Belum adanya lex specialis terkait kerja jarak jauh di Indonesia menciptakan celah yang rawan dimanipulasi. Perusahaan seperti PT. ACR Bersatu Sejahtera diduga memanfaatkan kekosongan ini untuk menghindari kewajiban normatif.
“Bukan berarti karena tak ada aturan spesifik, mereka boleh sewenang-wenang. Undang-Undang Ketenagakerjaan dan PP yang ada tetap berlaku dan mengikat,” ujar Alex.
UU No. 13 Tahun 2003, PP No. 35 dan 36 Tahun 2021 tetap menjadi payung hukum yang menjamin hak pekerja—meski sistem kerja berubah, prinsip keadilan tetap harus ditegakkan.
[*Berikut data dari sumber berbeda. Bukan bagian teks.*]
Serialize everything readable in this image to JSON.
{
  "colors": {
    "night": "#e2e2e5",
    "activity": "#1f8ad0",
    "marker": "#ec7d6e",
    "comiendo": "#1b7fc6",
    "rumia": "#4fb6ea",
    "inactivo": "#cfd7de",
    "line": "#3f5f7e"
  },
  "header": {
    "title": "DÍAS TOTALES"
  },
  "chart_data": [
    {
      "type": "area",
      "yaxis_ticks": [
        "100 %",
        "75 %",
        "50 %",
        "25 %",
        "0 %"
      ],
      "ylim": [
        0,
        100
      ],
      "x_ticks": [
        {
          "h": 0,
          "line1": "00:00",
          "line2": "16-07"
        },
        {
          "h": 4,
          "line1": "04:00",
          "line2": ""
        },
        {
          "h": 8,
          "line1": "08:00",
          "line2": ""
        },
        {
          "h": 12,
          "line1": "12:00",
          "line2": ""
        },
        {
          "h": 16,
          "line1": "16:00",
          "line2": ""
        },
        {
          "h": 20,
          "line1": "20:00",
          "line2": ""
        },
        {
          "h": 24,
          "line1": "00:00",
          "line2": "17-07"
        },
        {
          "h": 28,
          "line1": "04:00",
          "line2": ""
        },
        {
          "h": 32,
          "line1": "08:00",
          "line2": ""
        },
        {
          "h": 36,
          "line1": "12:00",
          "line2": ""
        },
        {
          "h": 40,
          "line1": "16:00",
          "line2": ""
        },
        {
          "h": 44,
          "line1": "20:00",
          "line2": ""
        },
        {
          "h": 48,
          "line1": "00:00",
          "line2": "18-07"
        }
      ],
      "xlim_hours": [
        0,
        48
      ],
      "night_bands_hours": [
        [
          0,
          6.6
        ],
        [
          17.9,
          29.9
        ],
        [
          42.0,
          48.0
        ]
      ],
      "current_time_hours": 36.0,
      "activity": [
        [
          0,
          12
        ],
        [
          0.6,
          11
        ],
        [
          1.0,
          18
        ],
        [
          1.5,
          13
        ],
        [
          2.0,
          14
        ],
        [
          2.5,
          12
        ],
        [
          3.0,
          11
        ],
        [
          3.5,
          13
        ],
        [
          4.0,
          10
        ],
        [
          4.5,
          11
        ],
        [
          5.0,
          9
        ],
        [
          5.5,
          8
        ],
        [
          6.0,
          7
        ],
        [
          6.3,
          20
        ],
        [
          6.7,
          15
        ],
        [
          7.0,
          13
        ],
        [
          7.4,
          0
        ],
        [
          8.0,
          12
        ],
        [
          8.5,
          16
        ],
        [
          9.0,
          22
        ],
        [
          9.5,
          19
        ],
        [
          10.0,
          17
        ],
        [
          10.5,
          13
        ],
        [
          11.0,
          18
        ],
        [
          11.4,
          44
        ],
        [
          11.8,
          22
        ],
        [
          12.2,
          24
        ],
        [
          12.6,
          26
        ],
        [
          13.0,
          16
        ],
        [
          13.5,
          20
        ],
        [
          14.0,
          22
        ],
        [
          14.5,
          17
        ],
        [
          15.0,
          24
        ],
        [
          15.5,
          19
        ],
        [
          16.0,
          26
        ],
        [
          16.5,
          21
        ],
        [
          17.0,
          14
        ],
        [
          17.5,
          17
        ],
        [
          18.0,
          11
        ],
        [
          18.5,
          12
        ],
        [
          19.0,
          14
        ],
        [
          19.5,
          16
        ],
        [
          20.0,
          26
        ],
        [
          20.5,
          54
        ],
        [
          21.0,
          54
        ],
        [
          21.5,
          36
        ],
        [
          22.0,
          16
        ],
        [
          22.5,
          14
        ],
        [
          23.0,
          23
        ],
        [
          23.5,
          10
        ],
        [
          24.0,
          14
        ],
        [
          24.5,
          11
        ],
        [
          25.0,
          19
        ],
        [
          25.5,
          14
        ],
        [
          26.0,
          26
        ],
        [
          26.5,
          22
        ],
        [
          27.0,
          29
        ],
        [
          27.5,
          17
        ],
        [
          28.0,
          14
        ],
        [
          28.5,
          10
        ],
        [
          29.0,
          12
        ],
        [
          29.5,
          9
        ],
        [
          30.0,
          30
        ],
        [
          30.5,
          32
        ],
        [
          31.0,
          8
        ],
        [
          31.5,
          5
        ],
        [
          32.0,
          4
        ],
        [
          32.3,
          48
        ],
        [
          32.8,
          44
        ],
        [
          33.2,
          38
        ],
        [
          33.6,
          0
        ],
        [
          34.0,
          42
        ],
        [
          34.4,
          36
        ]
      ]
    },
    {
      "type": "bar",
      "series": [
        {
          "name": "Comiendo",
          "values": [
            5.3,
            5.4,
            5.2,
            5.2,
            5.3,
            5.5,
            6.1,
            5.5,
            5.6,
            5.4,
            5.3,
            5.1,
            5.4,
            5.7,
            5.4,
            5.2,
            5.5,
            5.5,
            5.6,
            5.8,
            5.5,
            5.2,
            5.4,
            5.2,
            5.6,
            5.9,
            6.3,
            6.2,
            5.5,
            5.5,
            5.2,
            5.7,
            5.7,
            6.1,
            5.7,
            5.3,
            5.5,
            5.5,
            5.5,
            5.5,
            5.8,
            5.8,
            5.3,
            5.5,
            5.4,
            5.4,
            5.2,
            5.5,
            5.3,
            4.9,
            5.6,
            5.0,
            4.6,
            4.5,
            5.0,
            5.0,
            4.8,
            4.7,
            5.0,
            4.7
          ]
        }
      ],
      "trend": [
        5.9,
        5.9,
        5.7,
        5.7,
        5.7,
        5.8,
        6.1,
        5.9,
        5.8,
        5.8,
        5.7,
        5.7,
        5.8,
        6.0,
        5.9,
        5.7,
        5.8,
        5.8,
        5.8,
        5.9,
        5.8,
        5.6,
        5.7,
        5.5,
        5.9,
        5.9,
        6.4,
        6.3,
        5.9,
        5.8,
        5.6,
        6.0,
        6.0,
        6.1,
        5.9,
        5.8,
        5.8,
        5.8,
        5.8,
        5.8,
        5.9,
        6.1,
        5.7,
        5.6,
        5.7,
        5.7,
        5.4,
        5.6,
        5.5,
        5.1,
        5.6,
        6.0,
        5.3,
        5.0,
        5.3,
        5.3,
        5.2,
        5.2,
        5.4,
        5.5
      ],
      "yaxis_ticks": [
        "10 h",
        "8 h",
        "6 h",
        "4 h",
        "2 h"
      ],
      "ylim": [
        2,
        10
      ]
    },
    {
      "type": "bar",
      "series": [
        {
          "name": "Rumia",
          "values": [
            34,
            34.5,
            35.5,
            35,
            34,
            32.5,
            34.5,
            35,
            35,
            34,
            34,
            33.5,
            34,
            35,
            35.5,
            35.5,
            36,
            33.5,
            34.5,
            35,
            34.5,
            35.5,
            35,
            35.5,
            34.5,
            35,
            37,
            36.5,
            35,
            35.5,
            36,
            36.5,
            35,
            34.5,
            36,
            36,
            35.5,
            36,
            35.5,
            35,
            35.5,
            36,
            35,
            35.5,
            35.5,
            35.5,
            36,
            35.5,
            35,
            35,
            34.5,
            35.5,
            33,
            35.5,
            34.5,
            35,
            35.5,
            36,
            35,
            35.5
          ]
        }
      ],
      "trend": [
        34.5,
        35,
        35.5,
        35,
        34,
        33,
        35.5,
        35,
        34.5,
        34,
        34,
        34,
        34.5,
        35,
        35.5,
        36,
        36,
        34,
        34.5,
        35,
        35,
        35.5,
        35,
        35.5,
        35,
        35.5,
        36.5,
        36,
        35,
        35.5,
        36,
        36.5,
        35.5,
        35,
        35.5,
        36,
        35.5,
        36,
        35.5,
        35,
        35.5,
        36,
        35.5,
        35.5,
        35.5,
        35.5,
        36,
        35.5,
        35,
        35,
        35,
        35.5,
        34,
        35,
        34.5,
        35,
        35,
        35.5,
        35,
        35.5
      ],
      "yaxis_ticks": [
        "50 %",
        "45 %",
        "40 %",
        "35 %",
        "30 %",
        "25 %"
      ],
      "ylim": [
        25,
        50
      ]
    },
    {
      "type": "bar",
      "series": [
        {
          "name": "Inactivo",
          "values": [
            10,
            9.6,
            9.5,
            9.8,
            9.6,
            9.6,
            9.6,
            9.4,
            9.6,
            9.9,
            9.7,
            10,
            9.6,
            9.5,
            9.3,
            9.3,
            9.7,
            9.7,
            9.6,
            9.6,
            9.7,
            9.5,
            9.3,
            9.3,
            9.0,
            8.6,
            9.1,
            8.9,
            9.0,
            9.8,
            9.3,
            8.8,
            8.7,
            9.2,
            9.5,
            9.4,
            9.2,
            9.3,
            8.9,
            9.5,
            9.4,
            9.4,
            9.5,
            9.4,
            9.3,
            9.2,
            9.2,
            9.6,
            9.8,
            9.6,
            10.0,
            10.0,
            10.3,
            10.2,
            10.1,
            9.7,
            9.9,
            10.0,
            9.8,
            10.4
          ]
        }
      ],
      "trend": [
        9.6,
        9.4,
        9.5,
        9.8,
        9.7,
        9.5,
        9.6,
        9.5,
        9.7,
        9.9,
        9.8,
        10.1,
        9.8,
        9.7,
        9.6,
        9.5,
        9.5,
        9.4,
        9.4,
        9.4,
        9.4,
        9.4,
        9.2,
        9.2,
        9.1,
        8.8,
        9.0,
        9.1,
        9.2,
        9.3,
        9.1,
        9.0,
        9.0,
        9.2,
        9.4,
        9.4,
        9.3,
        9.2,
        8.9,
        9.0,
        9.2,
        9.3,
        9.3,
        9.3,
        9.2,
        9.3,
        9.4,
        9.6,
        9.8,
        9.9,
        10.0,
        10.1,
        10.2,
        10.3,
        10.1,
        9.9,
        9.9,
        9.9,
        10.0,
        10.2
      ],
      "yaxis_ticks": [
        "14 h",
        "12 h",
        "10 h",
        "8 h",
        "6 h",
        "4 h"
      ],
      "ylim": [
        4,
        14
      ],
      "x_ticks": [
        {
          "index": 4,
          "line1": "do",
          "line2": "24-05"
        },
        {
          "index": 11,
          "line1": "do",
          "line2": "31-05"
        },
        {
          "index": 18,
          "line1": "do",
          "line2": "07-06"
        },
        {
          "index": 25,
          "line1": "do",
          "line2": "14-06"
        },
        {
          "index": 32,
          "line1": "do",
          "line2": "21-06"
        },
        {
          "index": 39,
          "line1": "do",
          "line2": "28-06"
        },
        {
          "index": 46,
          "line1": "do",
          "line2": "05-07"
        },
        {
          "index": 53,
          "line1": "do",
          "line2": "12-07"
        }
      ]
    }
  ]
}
“Kasus ini menyentuh sesuatu yang jauh lebih besar dari satu orang. Ini tentang nasib ribuan pekerja remote yang hari ini bekerja tanpa perlindungan hukum yang memadai,” kata Alex.
Kerja remote telah menjadi norma baru. Maka, perjanjian kerja yang tertulis, adil, dan eksplisit bukan sekadar formalitas—melainkan keharusan konstitusional.
“Negara tak boleh kalah cepat dari korporasi. Kita butuh regulasi khusus kerja remote jika tak ingin generasi produktif kita dibiarkan jadi korban eksploitasi berjubah kemajuan,”
Di akhir pernyataannya, Alex menyebut bahwa PT. ACR Bersatu Sejahtera telah menampilkan wajah gelap dari praktik bisnis yang menanggalkan nilai kemanusiaan demi efisiensi semu.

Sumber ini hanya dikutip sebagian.